After spending most of this year in the local community, Sebastian Woke will soon return home to Vanuatu.
He has just finished his second contract at Costa Tomato Farm.
Sebastian is from Mamago in Vanuatu and he arrived in Guyra with his friend Dick Tanrua for their first working contract from January to July last year.
They returned for a second contract in January this year and Dick, like Sebastian, is also about to return to his homeland in the Pacific.
He said the weather was colder than he was used to, and workers sometimes had limited transport options outside working hours, but he had enjoyed his time in this region which he saw as an opportunity.

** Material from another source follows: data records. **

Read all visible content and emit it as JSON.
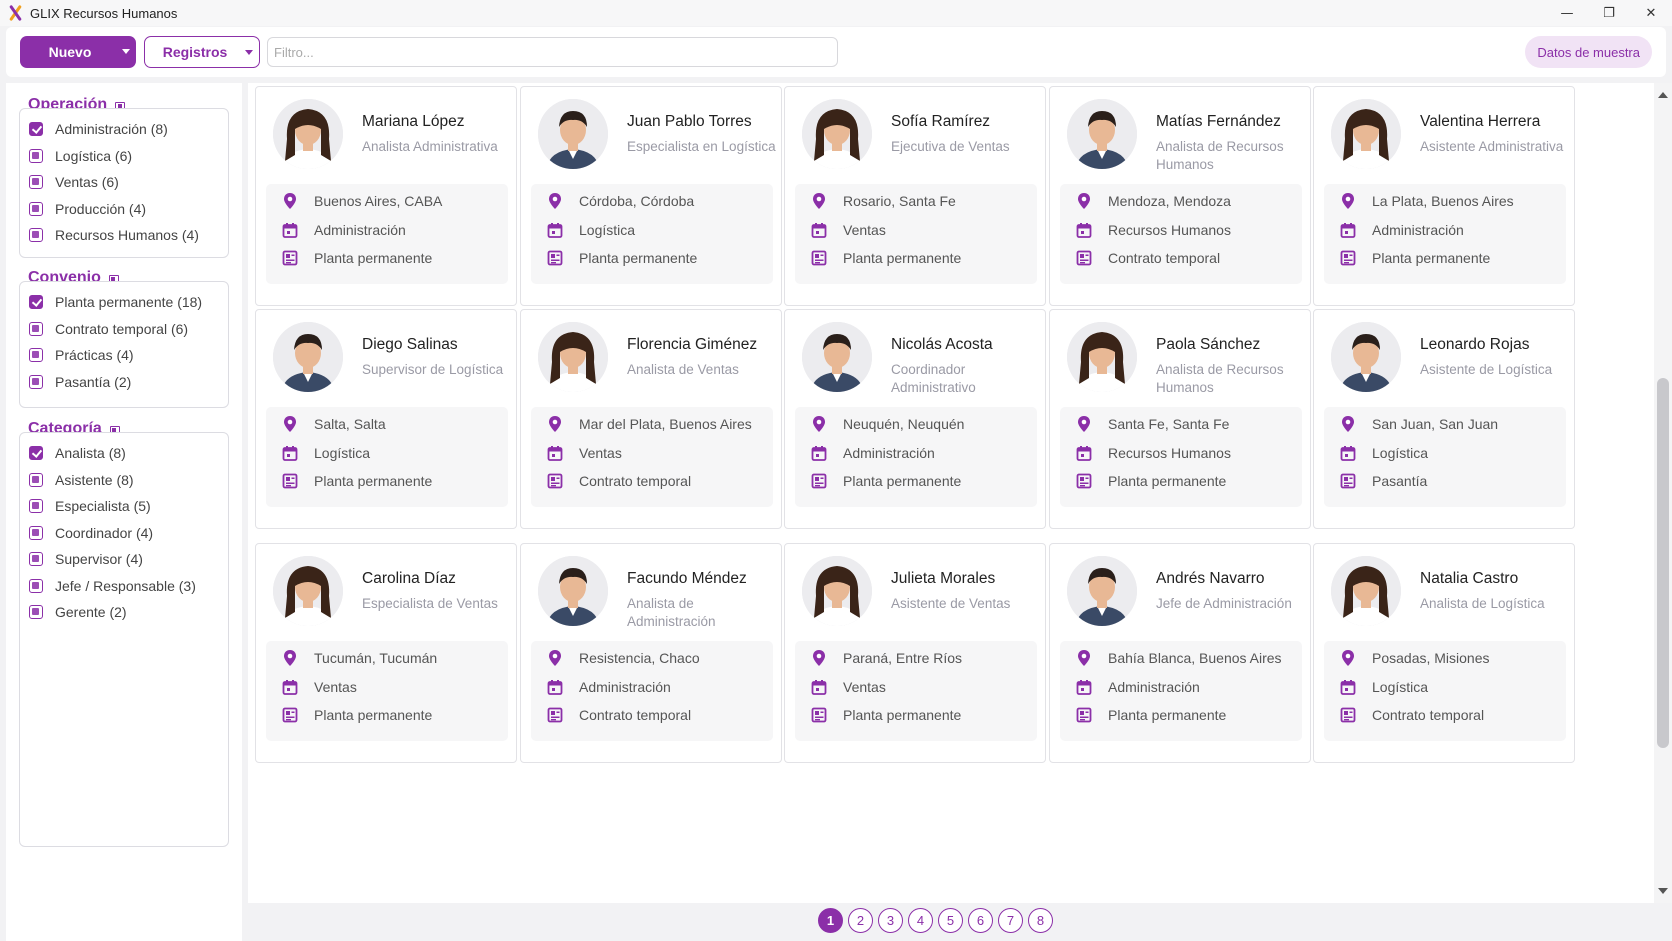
{
  "window": {
    "title": "GLIX Recursos Humanos",
    "minimize": "—",
    "restore": "❐",
    "close": "✕"
  },
  "toolbar": {
    "new_label": "Nuevo",
    "records_label": "Registros",
    "filter_placeholder": "Filtro...",
    "sample_label": "Datos de muestra"
  },
  "sidebar": {
    "groups": [
      {
        "title": "Operación",
        "items": [
          {
            "label": "Administración (8)",
            "checked": true
          },
          {
            "label": "Logística (6)",
            "checked": false
          },
          {
            "label": "Ventas (6)",
            "checked": false
          },
          {
            "label": "Producción (4)",
            "checked": false
          },
          {
            "label": "Recursos Humanos (4)",
            "checked": false
          }
        ]
      },
      {
        "title": "Convenio",
        "items": [
          {
            "label": "Planta permanente (18)",
            "checked": true
          },
          {
            "label": "Contrato temporal (6)",
            "checked": false
          },
          {
            "label": "Prácticas (4)",
            "checked": false
          },
          {
            "label": "Pasantía (2)",
            "checked": false
          }
        ]
      },
      {
        "title": "Categoría",
        "items": [
          {
            "label": "Analista (8)",
            "checked": true
          },
          {
            "label": "Asistente (8)",
            "checked": false
          },
          {
            "label": "Especialista (5)",
            "checked": false
          },
          {
            "label": "Coordinador (4)",
            "checked": false
          },
          {
            "label": "Supervisor (4)",
            "checked": false
          },
          {
            "label": "Jefe / Responsable (3)",
            "checked": false
          },
          {
            "label": "Gerente (2)",
            "checked": false
          }
        ]
      }
    ]
  },
  "employees": [
    {
      "name": "Mariana López",
      "role": "Analista Administrativa",
      "location": "Buenos Aires, CABA",
      "area": "Administración",
      "contract": "Planta permanente",
      "gender": "f"
    },
    {
      "name": "Juan Pablo Torres",
      "role": "Especialista en Logística",
      "location": "Córdoba, Córdoba",
      "area": "Logística",
      "contract": "Planta permanente",
      "gender": "m"
    },
    {
      "name": "Sofía Ramírez",
      "role": "Ejecutiva de Ventas",
      "location": "Rosario, Santa Fe",
      "area": "Ventas",
      "contract": "Planta permanente",
      "gender": "f"
    },
    {
      "name": "Matías Fernández",
      "role": "Analista de Recursos Humanos",
      "location": "Mendoza, Mendoza",
      "area": "Recursos Humanos",
      "contract": "Contrato temporal",
      "gender": "m"
    },
    {
      "name": "Valentina Herrera",
      "role": "Asistente Administrativa",
      "location": "La Plata, Buenos Aires",
      "area": "Administración",
      "contract": "Planta permanente",
      "gender": "f"
    },
    {
      "name": "Diego Salinas",
      "role": "Supervisor de Logística",
      "location": "Salta, Salta",
      "area": "Logística",
      "contract": "Planta permanente",
      "gender": "m"
    },
    {
      "name": "Florencia Giménez",
      "role": "Analista de Ventas",
      "location": "Mar del Plata, Buenos Aires",
      "area": "Ventas",
      "contract": "Contrato temporal",
      "gender": "f"
    },
    {
      "name": "Nicolás Acosta",
      "role": "Coordinador Administrativo",
      "location": "Neuquén, Neuquén",
      "area": "Administración",
      "contract": "Planta permanente",
      "gender": "m"
    },
    {
      "name": "Paola Sánchez",
      "role": "Analista de Recursos Humanos",
      "location": "Santa Fe, Santa Fe",
      "area": "Recursos Humanos",
      "contract": "Planta permanente",
      "gender": "f"
    },
    {
      "name": "Leonardo Rojas",
      "role": "Asistente de Logística",
      "location": "San Juan, San Juan",
      "area": "Logística",
      "contract": "Pasantía",
      "gender": "m"
    },
    {
      "name": "Carolina Díaz",
      "role": "Especialista de Ventas",
      "location": "Tucumán, Tucumán",
      "area": "Ventas",
      "contract": "Planta permanente",
      "gender": "f"
    },
    {
      "name": "Facundo Méndez",
      "role": "Analista de Administración",
      "location": "Resistencia, Chaco",
      "area": "Administración",
      "contract": "Contrato temporal",
      "gender": "m"
    },
    {
      "name": "Julieta Morales",
      "role": "Asistente de Ventas",
      "location": "Paraná, Entre Ríos",
      "area": "Ventas",
      "contract": "Planta permanente",
      "gender": "f"
    },
    {
      "name": "Andrés Navarro",
      "role": "Jefe de Administración",
      "location": "Bahía Blanca, Buenos Aires",
      "area": "Administración",
      "contract": "Planta permanente",
      "gender": "m"
    },
    {
      "name": "Natalia Castro",
      "role": "Analista de Logística",
      "location": "Posadas, Misiones",
      "area": "Logística",
      "contract": "Contrato temporal",
      "gender": "f"
    }
  ],
  "pagination": {
    "pages": [
      "1",
      "2",
      "3",
      "4",
      "5",
      "6",
      "7",
      "8"
    ],
    "current": "1"
  },
  "colors": {
    "accent": "#8b2fa8",
    "muted_text": "#9a9aa5"
  },
  "icons": {
    "location": "map-pin-icon",
    "area": "calendar-icon",
    "contract": "id-card-icon"
  }
}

"I like the work. It has helped my family and I will be able to return home and build my own house," Sebastian said.
"My wages are good. I earn about $25 an hour, they take out some deductions for rent, transport, injury insurance, but what is left is mine."

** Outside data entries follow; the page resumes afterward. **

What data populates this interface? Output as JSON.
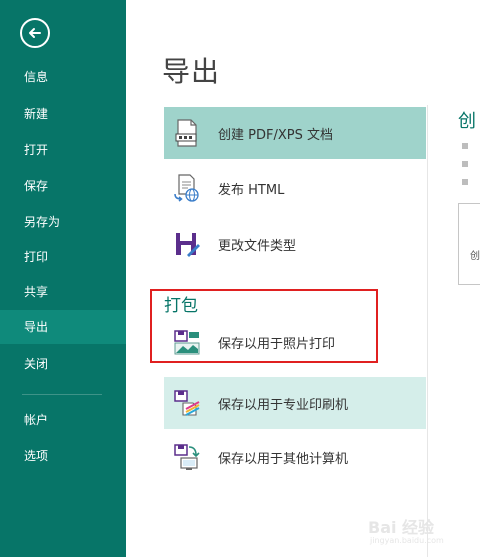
{
  "sidebar": {
    "items": [
      {
        "label": "信息"
      },
      {
        "label": "新建"
      },
      {
        "label": "打开"
      },
      {
        "label": "保存"
      },
      {
        "label": "另存为"
      },
      {
        "label": "打印"
      },
      {
        "label": "共享"
      },
      {
        "label": "导出",
        "selected": true
      },
      {
        "label": "关闭"
      },
      {
        "label": "帐户"
      },
      {
        "label": "选项"
      }
    ]
  },
  "main": {
    "title": "导出",
    "options": [
      {
        "label": "创建 PDF/XPS 文档",
        "icon": "pdf-document-icon"
      },
      {
        "label": "发布 HTML",
        "icon": "publish-html-icon"
      },
      {
        "label": "更改文件类型",
        "icon": "change-file-type-icon"
      }
    ],
    "pack_section": {
      "title": "打包",
      "options": [
        {
          "label": "保存以用于照片打印",
          "icon": "photo-print-icon"
        },
        {
          "label": "保存以用于专业印刷机",
          "icon": "commercial-printer-icon"
        },
        {
          "label": "保存以用于其他计算机",
          "icon": "other-computer-icon"
        }
      ]
    }
  },
  "right_pane": {
    "title": "创",
    "button_label": "创"
  },
  "watermark": {
    "text": "Bai 经验",
    "sub": "jingyan.baidu.com"
  },
  "colors": {
    "sidebar": "#077568",
    "sidebar_selected": "#0f8a7b",
    "active_option": "#9fd3cb",
    "hover_option": "#d5eeea",
    "highlight_box": "#e02020"
  }
}
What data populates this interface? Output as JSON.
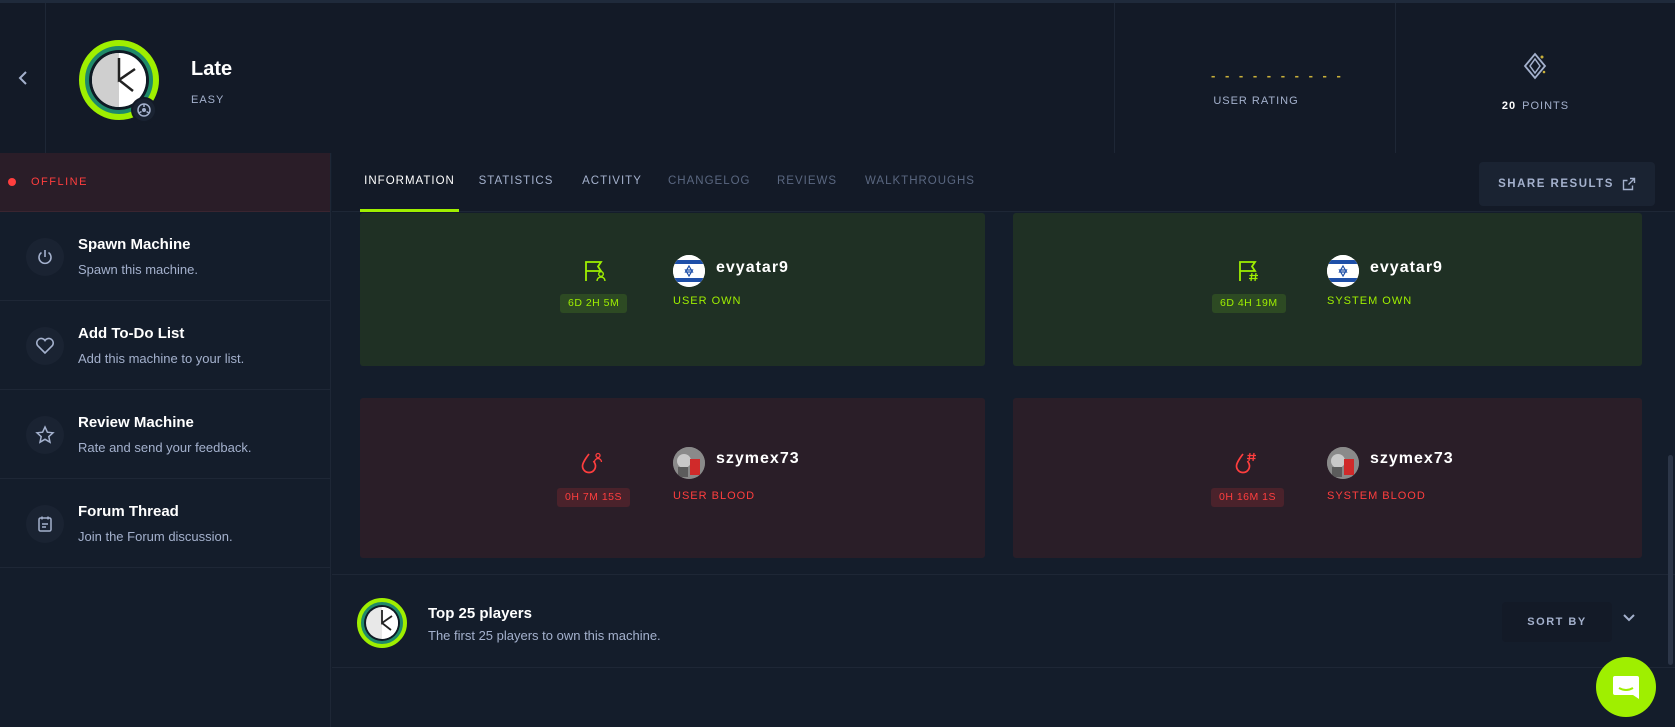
{
  "machine": {
    "name": "Late",
    "difficulty": "EASY",
    "rating_dots": "- - - - - - - - - -",
    "rating_label": "USER RATING",
    "points_value": "20",
    "points_label": "POINTS"
  },
  "status": {
    "label": "OFFLINE",
    "color": "#ff3e3e"
  },
  "sidebar": {
    "items": [
      {
        "title": "Spawn Machine",
        "subtitle": "Spawn this machine.",
        "icon": "power-icon"
      },
      {
        "title": "Add To-Do List",
        "subtitle": "Add this machine to your list.",
        "icon": "heart-icon"
      },
      {
        "title": "Review Machine",
        "subtitle": "Rate and send your feedback.",
        "icon": "star-icon"
      },
      {
        "title": "Forum Thread",
        "subtitle": "Join the Forum discussion.",
        "icon": "forum-icon"
      }
    ]
  },
  "tabs": [
    {
      "label": "INFORMATION",
      "active": true
    },
    {
      "label": "STATISTICS"
    },
    {
      "label": "ACTIVITY"
    },
    {
      "label": "CHANGELOG"
    },
    {
      "label": "REVIEWS"
    },
    {
      "label": "WALKTHROUGHS"
    }
  ],
  "share_label": "SHARE RESULTS",
  "cards": [
    {
      "time": "6D 2H 5M",
      "user": "evyatar9",
      "type": "USER OWN",
      "kind": "own"
    },
    {
      "time": "6D 4H 19M",
      "user": "evyatar9",
      "type": "SYSTEM OWN",
      "kind": "own"
    },
    {
      "time": "0H 7M 15S",
      "user": "szymex73",
      "type": "USER BLOOD",
      "kind": "blood"
    },
    {
      "time": "0H 16M 1S",
      "user": "szymex73",
      "type": "SYSTEM BLOOD",
      "kind": "blood"
    }
  ],
  "top_players": {
    "title": "Top 25 players",
    "subtitle": "The first 25 players to own this machine.",
    "sort_label": "SORT BY"
  },
  "colors": {
    "accent": "#9fef00",
    "danger": "#ff3e3e",
    "background": "#141d2b",
    "panel": "#131a27"
  }
}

Sebastian said wages earned in Guyra helped with village improvements at home, and men were saving for their own future by being able to build their own homes in Vanuatu.
He said there are about 40 men from Vanuatu with workers from Fiji, Solomon Islands and New Zealand working at the Guyra tomato farm, and it was their friendships and mobile phones that really helped sustain what could be a difficult time away from home.
Workers travel to and from work on a bus in the mornings and afternoons, they eat together, slept and then went back to work.
He did mention their accommodation in Guyra consisted of eight men to a residence at $100 per week each. He said the houses were comfortable, but cold and the men sometimes prefered to stay inside near the gas heaters.
Sebastian said most of the workers learnt of work in Australia through word of mouth.
In August last year, Costa Group announced it was building a new $67 million, 10-hectare nursery.
The new facility is planned to start growing snacking and cocktail tomato varieties by next year, creating 150 more jobs in the process.
Guyra chamber of commerce president Hans Hietbrink welcomed the news, but said many jobs would be filled from outside the town.
"A lot of the jobs are filled by people from overseas," he said.
"But in saying that, it presupposes that there are people in Guyra who a) want to work, and b) are suitable to work at the tomato farm."